The mixtape starts out with a song titled “With Them.” Although this title seems terribly unoriginal, the track itself is absolutely not. Produced by Mike Will Made It, this bouncy beat features some faint piano sounds that can be heard over the bass. Lyricism is not Thug’s forte but maybe thats what he’s going for; the most abstract lines that somehow blend together to make a cohesive song. The second line in this song makes no logical sense but thats almost what Young Thug fans come to expect. “I just went hunting/ I found me
a rabbit / I picked out the carrot,” he says. Your guess is as good as anyones as to what this means, but the way he says it just sounds nice. Williams’ energy can be heard through his delivery, which is one of the best aspects of his rapping style.
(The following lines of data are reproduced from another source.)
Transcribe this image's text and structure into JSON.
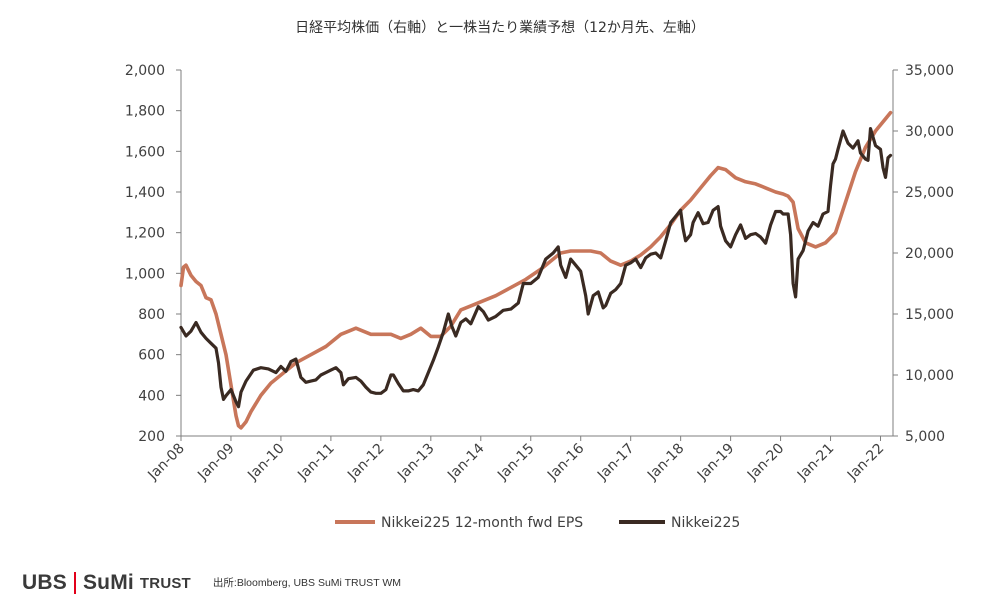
{
  "chart_data": {
    "type": "line",
    "title": "日経平均株価（右軸）と一株当たり業績予想（12か月先、左軸）",
    "x_ticks": [
      "Jan-08",
      "Jan-09",
      "Jan-10",
      "Jan-11",
      "Jan-12",
      "Jan-13",
      "Jan-14",
      "Jan-15",
      "Jan-16",
      "Jan-17",
      "Jan-18",
      "Jan-19",
      "Jan-20",
      "Jan-21",
      "Jan-22"
    ],
    "x_range": [
      2008.0,
      2022.25
    ],
    "left_axis": {
      "ticks": [
        "2,000",
        "1,800",
        "1,600",
        "1,400",
        "1,200",
        "1,000",
        "800",
        "600",
        "400",
        "200"
      ],
      "ylim": [
        200,
        2000
      ]
    },
    "right_axis": {
      "ticks": [
        "35,000",
        "30,000",
        "25,000",
        "20,000",
        "15,000",
        "10,000",
        "5,000"
      ],
      "ylim": [
        5000,
        35000
      ]
    },
    "grid": false,
    "legend_position": "bottom",
    "series": [
      {
        "name": "Nikkei225 12-month fwd EPS",
        "axis": "left",
        "color": "#c8765a",
        "x": [
          2008.0,
          2008.05,
          2008.1,
          2008.2,
          2008.3,
          2008.4,
          2008.5,
          2008.6,
          2008.7,
          2008.8,
          2008.9,
          2009.0,
          2009.1,
          2009.15,
          2009.2,
          2009.3,
          2009.4,
          2009.6,
          2009.8,
          2010.0,
          2010.3,
          2010.6,
          2010.9,
          2011.2,
          2011.3,
          2011.5,
          2011.8,
          2012.0,
          2012.2,
          2012.4,
          2012.6,
          2012.8,
          2013.0,
          2013.2,
          2013.4,
          2013.6,
          2013.8,
          2014.0,
          2014.3,
          2014.6,
          2014.9,
          2015.2,
          2015.4,
          2015.6,
          2015.8,
          2016.0,
          2016.2,
          2016.4,
          2016.6,
          2016.8,
          2017.0,
          2017.2,
          2017.4,
          2017.6,
          2017.8,
          2018.0,
          2018.2,
          2018.4,
          2018.6,
          2018.75,
          2018.9,
          2019.1,
          2019.3,
          2019.5,
          2019.7,
          2019.9,
          2020.05,
          2020.15,
          2020.25,
          2020.35,
          2020.5,
          2020.7,
          2020.9,
          2021.1,
          2021.3,
          2021.5,
          2021.7,
          2021.9,
          2022.1,
          2022.2
        ],
        "values": [
          940,
          1030,
          1040,
          990,
          960,
          940,
          880,
          870,
          800,
          700,
          600,
          450,
          300,
          250,
          240,
          270,
          320,
          400,
          460,
          500,
          560,
          600,
          640,
          700,
          710,
          730,
          700,
          700,
          700,
          680,
          700,
          730,
          690,
          690,
          740,
          820,
          840,
          860,
          890,
          930,
          970,
          1020,
          1060,
          1100,
          1110,
          1110,
          1110,
          1100,
          1060,
          1040,
          1060,
          1090,
          1130,
          1180,
          1240,
          1310,
          1360,
          1420,
          1480,
          1520,
          1510,
          1470,
          1450,
          1440,
          1420,
          1400,
          1390,
          1380,
          1350,
          1220,
          1150,
          1130,
          1150,
          1200,
          1350,
          1500,
          1620,
          1700,
          1760,
          1790
        ]
      },
      {
        "name": "Nikkei225",
        "axis": "right",
        "color": "#3a2a22",
        "x": [
          2008.0,
          2008.1,
          2008.2,
          2008.3,
          2008.4,
          2008.5,
          2008.6,
          2008.7,
          2008.75,
          2008.8,
          2008.85,
          2008.9,
          2009.0,
          2009.1,
          2009.15,
          2009.2,
          2009.3,
          2009.45,
          2009.6,
          2009.75,
          2009.9,
          2010.0,
          2010.1,
          2010.2,
          2010.3,
          2010.4,
          2010.5,
          2010.6,
          2010.7,
          2010.8,
          2010.9,
          2011.0,
          2011.1,
          2011.2,
          2011.25,
          2011.35,
          2011.5,
          2011.6,
          2011.7,
          2011.8,
          2011.9,
          2012.0,
          2012.1,
          2012.2,
          2012.25,
          2012.35,
          2012.45,
          2012.55,
          2012.65,
          2012.75,
          2012.85,
          2012.95,
          2013.05,
          2013.15,
          2013.25,
          2013.35,
          2013.42,
          2013.5,
          2013.6,
          2013.7,
          2013.8,
          2013.95,
          2014.05,
          2014.15,
          2014.3,
          2014.45,
          2014.6,
          2014.75,
          2014.85,
          2015.0,
          2015.15,
          2015.3,
          2015.45,
          2015.55,
          2015.6,
          2015.7,
          2015.8,
          2015.9,
          2016.0,
          2016.1,
          2016.15,
          2016.25,
          2016.35,
          2016.45,
          2016.5,
          2016.6,
          2016.7,
          2016.8,
          2016.9,
          2017.0,
          2017.1,
          2017.2,
          2017.3,
          2017.4,
          2017.5,
          2017.6,
          2017.7,
          2017.8,
          2017.9,
          2018.0,
          2018.05,
          2018.1,
          2018.2,
          2018.25,
          2018.35,
          2018.45,
          2018.55,
          2018.65,
          2018.75,
          2018.8,
          2018.9,
          2019.0,
          2019.1,
          2019.2,
          2019.3,
          2019.4,
          2019.5,
          2019.6,
          2019.7,
          2019.8,
          2019.9,
          2020.0,
          2020.05,
          2020.15,
          2020.2,
          2020.25,
          2020.3,
          2020.35,
          2020.45,
          2020.55,
          2020.65,
          2020.75,
          2020.85,
          2020.95,
          2021.0,
          2021.05,
          2021.1,
          2021.15,
          2021.25,
          2021.35,
          2021.45,
          2021.55,
          2021.6,
          2021.7,
          2021.75,
          2021.8,
          2021.9,
          2022.0,
          2022.05,
          2022.1,
          2022.15,
          2022.2
        ],
        "values": [
          13900,
          13200,
          13600,
          14300,
          13500,
          13000,
          12600,
          12200,
          11000,
          9000,
          8000,
          8300,
          8800,
          7800,
          7400,
          8600,
          9500,
          10400,
          10600,
          10500,
          10200,
          10700,
          10300,
          11100,
          11300,
          9800,
          9400,
          9500,
          9600,
          10000,
          10200,
          10400,
          10600,
          10200,
          9200,
          9700,
          9800,
          9500,
          9000,
          8600,
          8500,
          8500,
          8800,
          10000,
          10000,
          9300,
          8700,
          8700,
          8800,
          8700,
          9200,
          10200,
          11200,
          12300,
          13500,
          15000,
          14000,
          13200,
          14300,
          14600,
          14200,
          15600,
          15200,
          14500,
          14800,
          15300,
          15400,
          15900,
          17500,
          17500,
          18000,
          19500,
          20000,
          20500,
          19000,
          18000,
          19500,
          19000,
          18500,
          16500,
          15000,
          16500,
          16800,
          15500,
          15700,
          16700,
          17000,
          17500,
          19000,
          19200,
          19500,
          18800,
          19600,
          19900,
          20000,
          19600,
          21000,
          22500,
          23000,
          23500,
          22000,
          21000,
          21500,
          22500,
          23300,
          22400,
          22500,
          23500,
          23800,
          22200,
          21000,
          20500,
          21500,
          22300,
          21200,
          21500,
          21600,
          21300,
          20800,
          22300,
          23400,
          23400,
          23200,
          23200,
          21500,
          17500,
          16400,
          19500,
          20200,
          21800,
          22500,
          22200,
          23200,
          23400,
          25500,
          27300,
          27700,
          28500,
          30000,
          29000,
          28600,
          29200,
          28200,
          27700,
          27600,
          30200,
          28800,
          28500,
          27000,
          26200,
          27800,
          28000
        ]
      }
    ]
  },
  "footer": {
    "logo_left": "UBS",
    "logo_mid": "SuMi",
    "logo_right": "TRUST",
    "source": "出所:Bloomberg, UBS SuMi TRUST WM"
  }
}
If the first track isn’t for you, then you probably wont like the rest of this mixtape, and thats okay. “Trap rap” (rapping about selling drugs or living a violent gangster lifestyle) definitely isn’t for everyone. It’s explicit, and it’s raw. When Young Thug raps about drinking unhealthy amounts of cough syrup to feel a buzz, it’s believable. When he changes almost every word that starts with the letter C to the letter B because of his affiliation with the blood gang rather than the crips, that is odd, but interesting.
It is certainly understandable why some people may dismiss this type of music altogether. For many, it may seem like he is saying absolutely nothing and just cursing his way through the song for three minutes. For those who are already a fan of this genre, and Young Thug in particular, it is his best work yet.